Chapter 5.CR, Problem 5CR

To determine

(a)

To find:

The standard deviation of this distribution and interpret it.

Answer to Problem 5CR

Solution:

The standard deviation tells how much the result varies from the mean value. So, the results may vary from the mean 2.5 by about 1.118 on average.

Explanation of Solution

Given:

Number of heads in five tosses of a coin.

Formula Used:

The expected value for a discrete random variable X is equal to the mean of the probability distribution of X and is given by

$E(X)={\displaystyle \sum \left[x_i.P\left(X=x_i\right)\right]}$

Where $x_i$ is the $i^{th}$ value of the random variable X.

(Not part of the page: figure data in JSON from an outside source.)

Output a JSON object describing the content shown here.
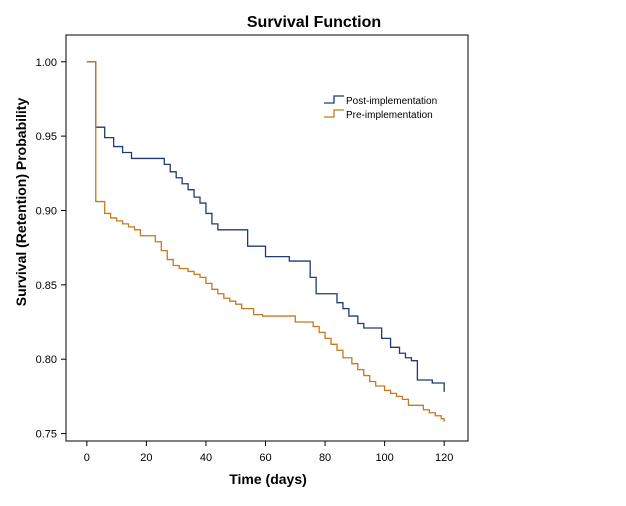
{
  "colors": {
    "post": "#1f3a75",
    "pre": "#c8781e",
    "axis": "#000000"
  },
  "chart_data": {
    "type": "line",
    "step": true,
    "title": "Survival Function",
    "xlabel": "Time (days)",
    "ylabel": "Survival (Retention) Probability",
    "xlim": [
      -7,
      128
    ],
    "ylim": [
      0.745,
      1.018
    ],
    "xticks": [
      0,
      20,
      40,
      60,
      80,
      100,
      120
    ],
    "yticks": [
      0.75,
      0.8,
      0.85,
      0.9,
      0.95,
      1.0
    ],
    "ytick_labels": [
      "0.75",
      "0.80",
      "0.85",
      "0.90",
      "0.95",
      "1.00"
    ],
    "legend_position": "top-right",
    "series": [
      {
        "name": "Post-implementation",
        "color_key": "post",
        "x": [
          0,
          3,
          6,
          9,
          12,
          15,
          26,
          28,
          30,
          32,
          34,
          36,
          38,
          40,
          42,
          44,
          54,
          60,
          68,
          75,
          77,
          84,
          86,
          88,
          91,
          93,
          99,
          102,
          105,
          107,
          109,
          111,
          116,
          120
        ],
        "y": [
          1.0,
          0.956,
          0.949,
          0.943,
          0.939,
          0.935,
          0.931,
          0.926,
          0.922,
          0.918,
          0.914,
          0.909,
          0.905,
          0.898,
          0.891,
          0.887,
          0.876,
          0.869,
          0.866,
          0.855,
          0.844,
          0.838,
          0.834,
          0.829,
          0.824,
          0.821,
          0.814,
          0.808,
          0.804,
          0.801,
          0.799,
          0.786,
          0.784,
          0.778
        ]
      },
      {
        "name": "Pre-implementation",
        "color_key": "pre",
        "x": [
          0,
          3,
          6,
          8,
          10,
          12,
          14,
          16,
          18,
          23,
          25,
          27,
          29,
          31,
          34,
          36,
          38,
          40,
          42,
          44,
          46,
          48,
          50,
          52,
          56,
          59,
          70,
          76,
          78,
          80,
          82,
          84,
          86,
          89,
          91,
          93,
          95,
          97,
          100,
          102,
          104,
          106,
          108,
          113,
          115,
          117,
          119,
          120
        ],
        "y": [
          1.0,
          0.906,
          0.898,
          0.895,
          0.893,
          0.891,
          0.889,
          0.887,
          0.883,
          0.879,
          0.873,
          0.867,
          0.863,
          0.861,
          0.859,
          0.857,
          0.855,
          0.851,
          0.847,
          0.844,
          0.841,
          0.839,
          0.837,
          0.834,
          0.83,
          0.829,
          0.825,
          0.822,
          0.818,
          0.814,
          0.81,
          0.806,
          0.801,
          0.797,
          0.793,
          0.789,
          0.785,
          0.782,
          0.779,
          0.777,
          0.775,
          0.773,
          0.769,
          0.766,
          0.764,
          0.762,
          0.76,
          0.758
        ]
      }
    ]
  }
}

The variance for a discrete probability distribution of random variable X is given by $\begin{array}{rll}{\sigma }^2& =& {\displaystyle \sum \left[x_i{}^2.P\left(X=x_i\right)\right]}-{\mu }^2\\ & =& {\displaystyle \sum \left[{\left(x_i-\mu \right)}^2.P(X=x_i)\right]}\end{array}$

Where $x_i$ is the $i^{th}$ value of the random variable X and $\mu$ is the mean of the probability distributions.

Calculation:

The possible combination of a coin which had tossed five times:

H	H	H	H	H
H	H	H	H	T
H	H	H	T	H
H	H	H	T	T
H	H	T	H	H
H	H	T	H	T
H	H	T	T	H
H	H	T	T	T
H	T	H	H	H
H	T	H	H	T
H	T	H	T	H
H	T	H	T	T
H	T	T	H	H
H	T	T	H	T
H	T	T	T	H
H	T	T	T	T
T	H	H	H	H
T	H	H	H	T
T	H	H	T	H
T	H	H	T	T
T	H	T	H	H
T	H	T	H	T
T	H	T	T	H
T	H	T	T	T
T	T	H	H	H
T	T	H	H	T
T	T	H	T	H
T	T	H	T	T
T	T	T	H	H
T	T	T	H	T
T	T	T	T	H
T	T	T	T	T

Total number of possible combinations are 32.

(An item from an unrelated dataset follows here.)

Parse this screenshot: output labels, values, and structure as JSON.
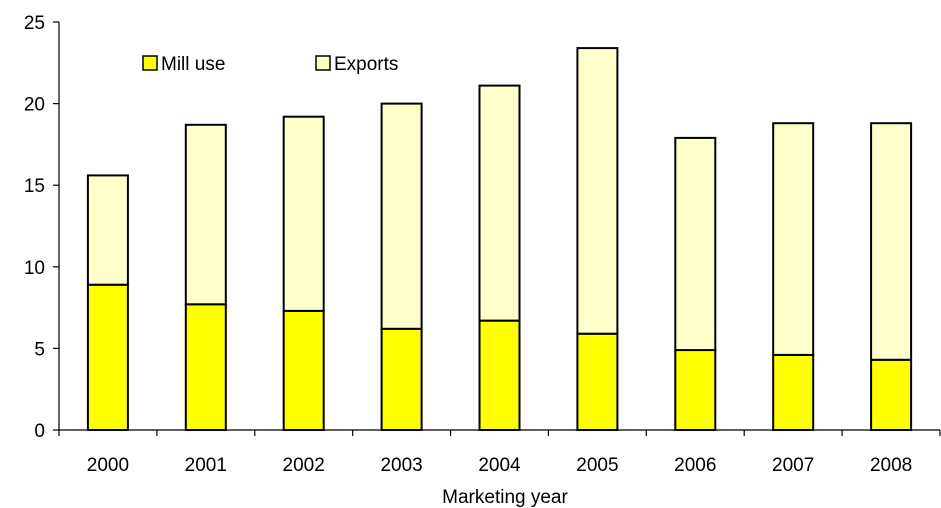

Let X denotes the number of heads.

The probability distribution table is shown below:

X	0	1	2	3	4	5
P(X = x)	$\frac{1}{32}$	$\frac{5}{32}$	$\frac{10}{32}$	$\frac{10}{32}$	$\frac{5}{32}$	$\frac{1}{32}$

The expected value can be calculated as follows:

$\begin{array}{rll}E(X)& =& {\displaystyle \sum \left[x_i.P\left(X=x_i\right)\right]}\\ & =& \left[0\times \frac{1}{32}+1\times \frac{5}{32}+2\times \frac{10}{32}+3\times \frac{10}{32}+4\times \frac{5}{32}+5\times \frac{1}{32}\right]\\ & =& 2.5\end{array}$

The standard deviation is calculated as follows:

$\begin{array}{rll}\sigma & =& \sqrt{{\displaystyle \sum \left[x_i{}^2.P\left(X=x_i\right)\right]}-{\mu }^2}\\ & =& \sqrt{0^2\times \frac{1}{32}+1^2\times \frac{5}{32}+2^2\times \frac{10}{32}+3^2\times \frac{10}{32}+4^2\times \frac{5}{32}-{2.5}^2}\\ & =& 1.118\end{array}$

Therefore, the standard deviation tells how much the result varies from the mean value. So, the results may vary from the mean 2.5 by about 1.118 on average.

To determine

(b)

To find:

The standard deviation for the coin toss distribution and if it matches the one with calculated in part (a).

Answer to Problem 5CR

Solution::

The standard deviation for the coin toss distribution is 1.118 and it matches the one with calculated in part (a).

Explanation of Solution

Formula Used:

For a binomial distribution, the variance is given by ${\sigma }^2=np(1-p)$.

Calculation:

The probability of success in a coin toss is $\text{p=0}\text{.5}$, as only head and tail can appear in a coin toss with equal probabilities. The number of coin toss is $\text{n=5}$. The standard deviation of the binomial distribution is calculate as:

$\begin{array}{rll}\sigma & =& \sqrt{5\times 0.5(1-0.5)}\\ & =& \sqrt{5\times 0.5\times 0.5}\\ & =& 1.118\end{array}$

The standard deviation value matches the standard deviation value from part (a) because a binomial distribution is inherently a discrete probability distribution and the expected value is the mean of a binomial distribution. The standard deviation value indicated how the results will vary from the mean. Since the mean is the same as expected value, it makes sense that the standard deviation values of (a) and (b) matched.